Flower Girl Wand in blue and white bound with white satin. Flowers by Honey Pot Flowers
  • Delphiniums – these are extremely valuable as they come in a range of blues from a light powder blue shade, through mid-blue and also rich deep blues. The blooms are rather more ‘chunky’ than larkspur but that makes them particularly good for large pedestal and church arrangements.
  • Dutch Iris – blue is a receding colour and it often requires a pop of white or yellow to bring it to life.   There are some varieties of Dutch Iris which are almost a deep velvety blue but the typical dutch iris is mid-blue with a flash of yellow or white that sets off the blue nicely.

Deep Blue to Mauve/Purple

  • Anemone – if you are putting together a spring wedding then the Anemone will be one of the stars of the show.  We have found that they are relatively short lived in our garden and each year the flower stems get shorter and shorter.  Although still useful as a garden plant they become less useful as a cut flower as time goes by.  We therefore tend to buy and plant new corms each year to maintain a good crop of usable stems.
Country bouquet
Country bouquet featuring blue anenomes, dutch iris and limonium.

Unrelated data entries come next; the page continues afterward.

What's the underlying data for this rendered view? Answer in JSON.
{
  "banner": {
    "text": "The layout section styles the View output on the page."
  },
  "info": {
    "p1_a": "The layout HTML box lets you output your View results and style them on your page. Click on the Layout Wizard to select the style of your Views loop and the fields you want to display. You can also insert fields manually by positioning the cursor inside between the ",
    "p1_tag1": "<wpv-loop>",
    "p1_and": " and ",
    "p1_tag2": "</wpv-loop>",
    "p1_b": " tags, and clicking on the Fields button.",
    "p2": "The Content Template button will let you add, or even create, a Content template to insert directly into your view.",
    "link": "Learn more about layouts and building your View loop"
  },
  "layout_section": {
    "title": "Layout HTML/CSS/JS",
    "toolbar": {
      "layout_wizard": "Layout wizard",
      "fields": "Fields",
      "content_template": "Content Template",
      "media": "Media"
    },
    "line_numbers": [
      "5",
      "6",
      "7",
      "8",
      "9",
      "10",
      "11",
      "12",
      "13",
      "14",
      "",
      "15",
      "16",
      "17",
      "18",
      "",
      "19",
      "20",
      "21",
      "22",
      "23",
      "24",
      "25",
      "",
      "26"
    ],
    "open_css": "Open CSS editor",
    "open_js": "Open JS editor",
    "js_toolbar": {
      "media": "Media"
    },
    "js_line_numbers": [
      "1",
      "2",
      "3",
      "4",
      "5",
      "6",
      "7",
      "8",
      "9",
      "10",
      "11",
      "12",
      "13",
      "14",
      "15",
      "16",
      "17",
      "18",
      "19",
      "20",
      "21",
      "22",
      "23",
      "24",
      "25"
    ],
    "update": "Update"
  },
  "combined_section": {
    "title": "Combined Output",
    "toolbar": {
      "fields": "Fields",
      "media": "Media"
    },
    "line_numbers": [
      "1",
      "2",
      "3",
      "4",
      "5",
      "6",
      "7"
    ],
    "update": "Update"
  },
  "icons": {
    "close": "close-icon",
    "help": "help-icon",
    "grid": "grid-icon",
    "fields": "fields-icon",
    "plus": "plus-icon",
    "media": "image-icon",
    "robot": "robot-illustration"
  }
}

Flowers by Honey Pot Flowers. Photograph by Michelle Hardy Photography http://www.michellehardyphotography.com/
  • Delphinium ‘Volkerfrieden’ – this Delphinium of the ‘Belladonna Group’ provides a true blue flower that is open and delicate.  It regularly appears in our Honey Pot Flowers designs!
  • Larkspur – although strictly speaking a Delphinium the annual Larkspur species D.consolida and D.ajacis tend to be much more delicate than the perennial border delphiniums.  They therefore lend themselves better to smaller bouquets and table arrangements and can also be dried and used for petal confetti.
Larkspur 'Braveheart'
Larkspur ‘Braveheart’
  • Clary Sage – a well behaved flower stem that provides colour all summer.  A useful filler in both the borders and in bouquets.  It is in fact the colourful bracts rather than the true flowers that provide the shot of blue.
  • Salvia caradona – a very useful addition to any arrangement providing an architectural spike of deep blue/mauve.  In the garden we do find that it is a short lived perennial that needs to be replaced regularly.
Blue and white wedding bouquet of cottage garden flowers
Blue and white wedding bouquet of Delphinium ‘Volkerfrieden’ and Cornflower with the deeper blue/mauve provided by Salvia caradona. Flowers by Honey Pot Flowers

Complementary and contrasting colours

I think it is important to mention that when designing with blue, either in a garden setting or in a floral arrangement, you need other colours to bring the blue to life.  Blue and white sit well together and provide a pleasing and relaxed effect but equally pairing deep blues and mauve with pops of yellow or even orange create a strong vibrant effect that can be truly stunning.

Blues have the ability to offer both soft or vibrant displays.  If the blues become a strong trend in 2018 it could prove to be a very exciting year.